El mensaje de Mourinho: músculo o banquillo

La exigencia, eso sí, viene con letra pequeña. Mourinho quiere a Pitarch más fuerte, más contundente, más preparado para el tipo de partido que él imagina. Sobre todo, sin concesiones en defensa. Se lo ha dicho a la cara, sin paños calientes: hay que transformar su físico.

El propio técnico lo resumió con una frase tan cruda como gráfica: «Lo único que le digo es que los músculos de sus piernas son como los míos, y que tiene que sumar ahí dos kilos con trabajo».

Ahí está el punto de inflexión.
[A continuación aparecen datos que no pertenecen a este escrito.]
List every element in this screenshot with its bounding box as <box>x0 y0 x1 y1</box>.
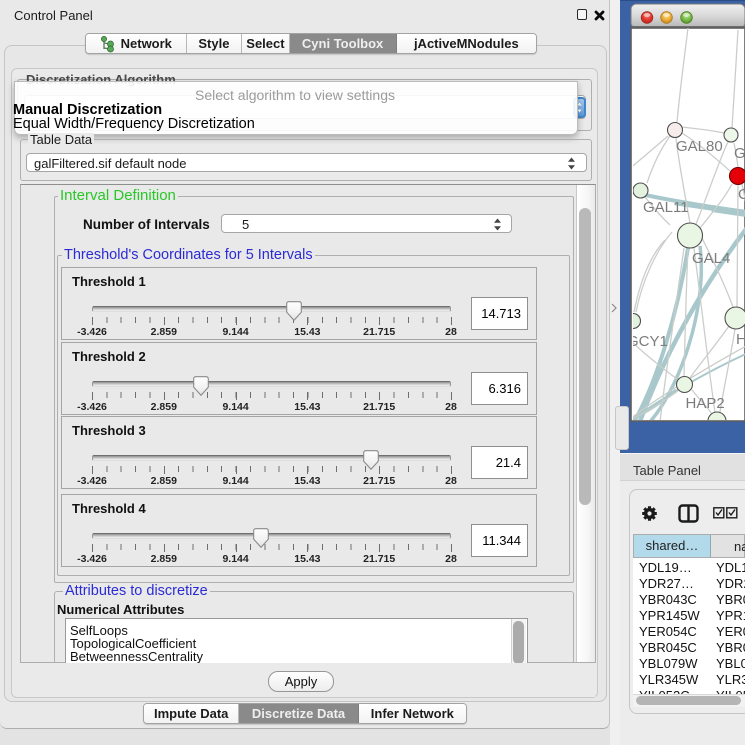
svg-text:H: H <box>736 331 745 348</box>
svg-text:C: C <box>738 186 745 203</box>
svg-text:GAL4: GAL4 <box>692 250 730 267</box>
svg-text:HAP2: HAP2 <box>686 395 725 412</box>
svg-text:GAL11: GAL11 <box>643 199 689 216</box>
svg-text:GAL80: GAL80 <box>676 138 723 155</box>
svg-text:GCY1: GCY1 <box>627 333 668 350</box>
svg-text:GAL: GAL <box>734 145 745 162</box>
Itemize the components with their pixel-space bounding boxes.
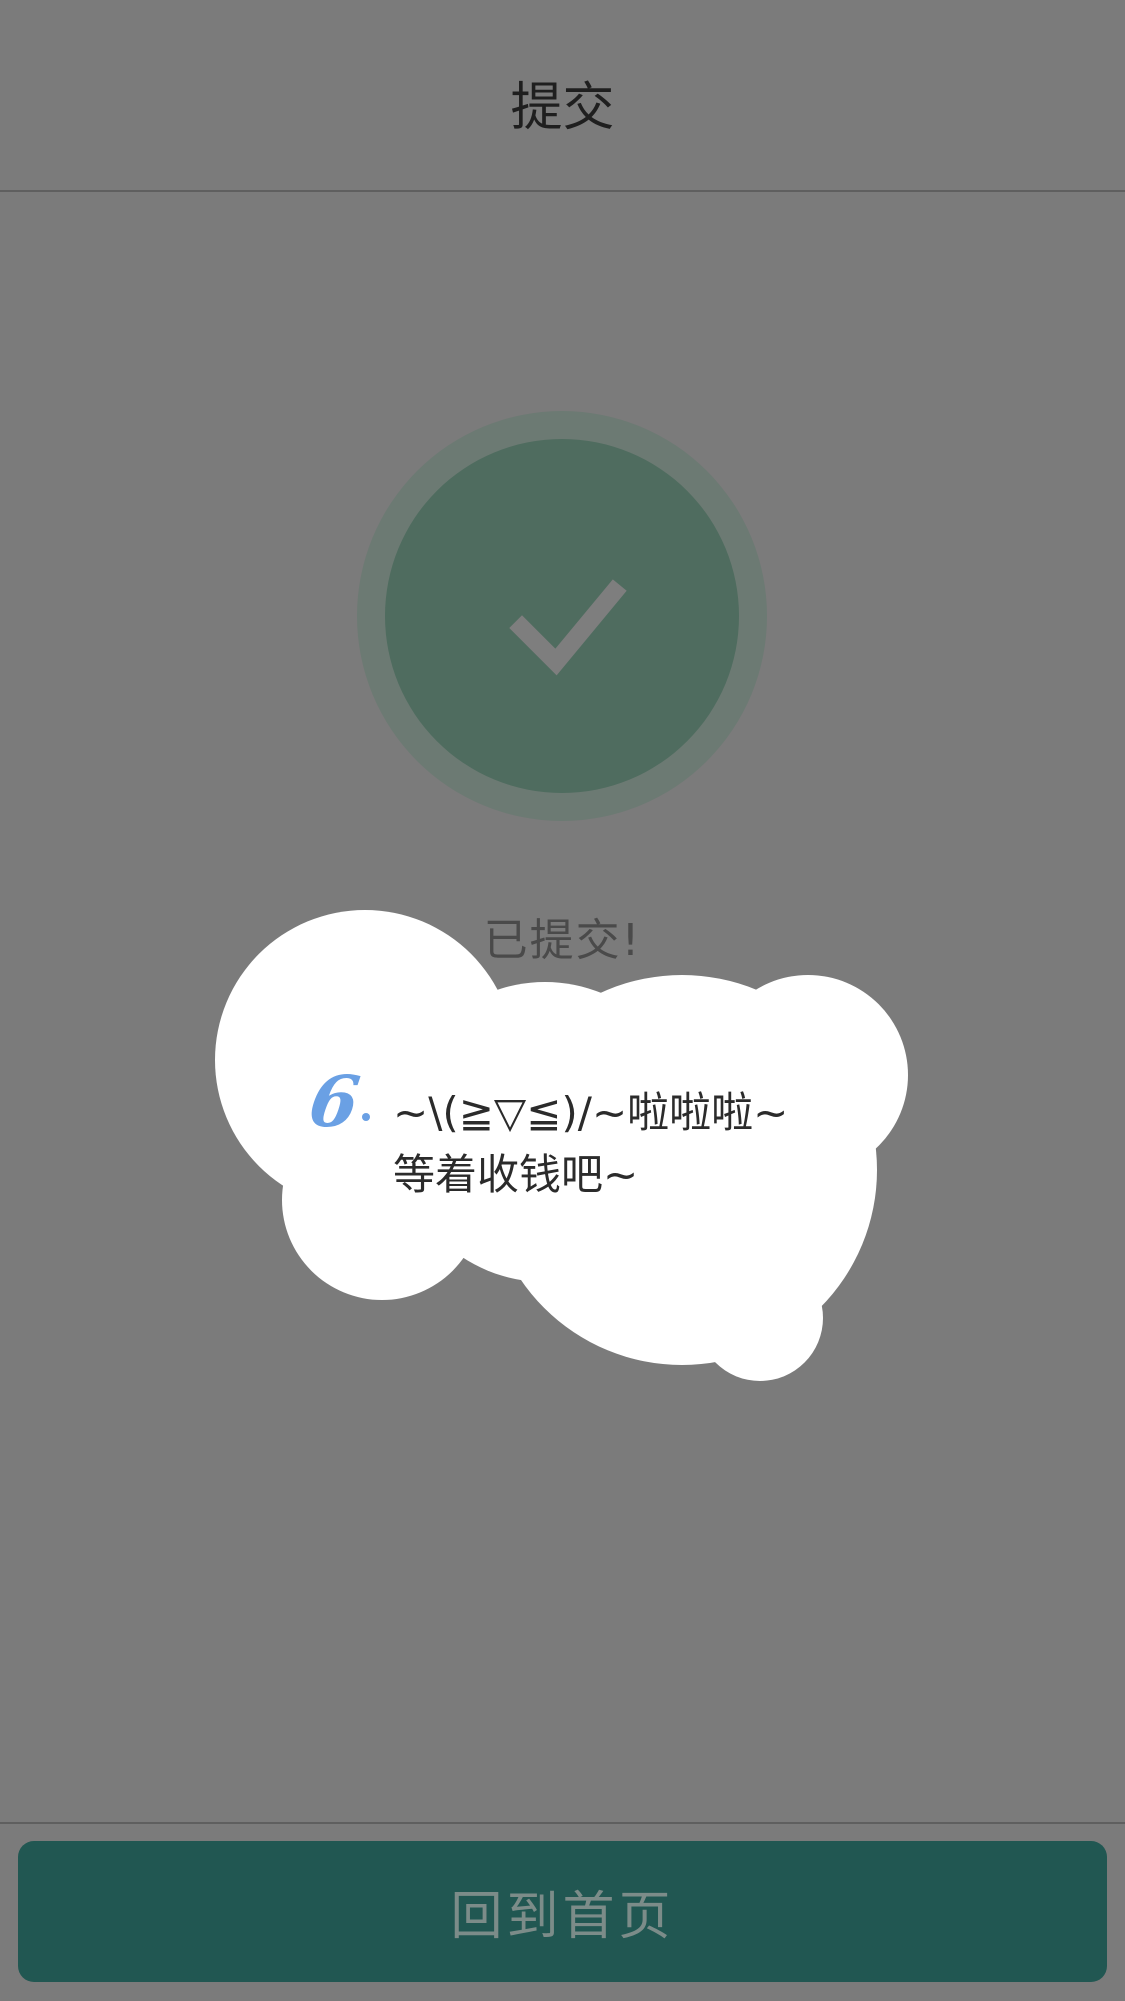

Thiago ya ha demostrado que puede sostener al Madrid en noches grandes. Ahora debe demostrar que puede sostener el plan de Mourinho durante una temporada entera. Entre la sobrecarga de minutos de los titulares, la fragilidad que se vio ante el Inter y la necesidad de controlar mejor los partidos, el escenario parece hecho a medida para un centrocampista que ya respondió cuando nadie lo esperaba.

La pregunta es cuánto tardará en estar listo físicamente para volver a reclamar ese sitio… y si, cuando llegue ese momento, el Madrid seguirá pudiéndose permitir el lujo de tenerlo como quinto en la lista.